Li Chen, Yidong Chen, Baojin Sun, Jing Jiang, Feng Gao, Xiaoguang Qiu and Shunjiang Yu

Objective: Primary intracranial or spinal hemangiopericytoma (HPC) represents a rare tumour that is more difficult to distinguish from other CNS tumours based on clinical symptoms and imaging findings. In this article, here we present 5 cases with HPC (3 intracranial and 2 spinal) with histologically confirmed were treated at our hospital between June 2009 to January 2010, and a review of the literature pertaining to the diagnosis, clinical management, and so on. Methods: Clinical data of the 5 patients with HPCs from cerebra and spinal cord including the manifestations of imaging, pathology, treatment and prognosis factors were investigated, and relevant literatures were reviewed. Of which, 3 males, 2 females, age ranged from 6-35 years old, median age at primary diagnosis was 29 years. Results: 3 patients underwent craniotomy and the other 2 patients underwent spinal surgery. Total mass removal was achieved in 1 case and subtotal removal in 4 cases.

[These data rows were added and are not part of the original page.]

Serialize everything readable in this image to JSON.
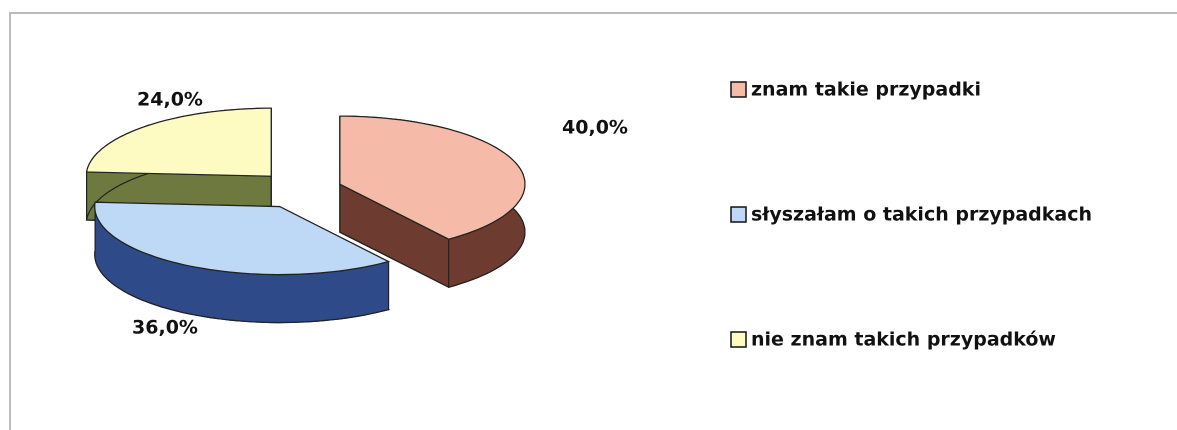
{
  "chart_data": {
    "type": "pie3d",
    "categories": [
      "znam takie przypadki",
      "słyszałam o takich przypadkach",
      "nie znam takich przypadków"
    ],
    "values": [
      40,
      36,
      24
    ],
    "value_labels": [
      "40,0%",
      "36,0%",
      "24,0%"
    ],
    "colors": [
      "#f6bba8",
      "#bed9f6",
      "#fdfbc2"
    ],
    "side_colors": [
      "#6e3b30",
      "#2f4a88",
      "#6e7940"
    ],
    "legend": "right"
  }
}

All 5 patients received radiotherapy after resection, A total dose of 59.4 Gy/33f was delivered in a fractionation of 5 x1.8 Gy per week for the 3 patients with cerebral lesions using three dimensional conformal radiation therapy (3D-CRT) or intensive modulated radiation therapy (IMRT) technique, and 45Gy in 25 fractions for the 2 patients with spinal lesions. The patients were followed up varied from 6 to 27 months, and none of the patients was found with evidence of radiation complications. Acute toxicity was mild including skin erythema and alopecia. Follow-up of the patients has not yet discovered that a tumour recurrence and extra-cranial metastasis all remain alive up to date. Conclusions: Multidisciplinary care should be highly advocated in the management of intracranial or spinal HPC. Surgical resection, either complete or subtotal excision, followed by postoperative radiotherapy, will provide the patients with higher probability for disease-free survival.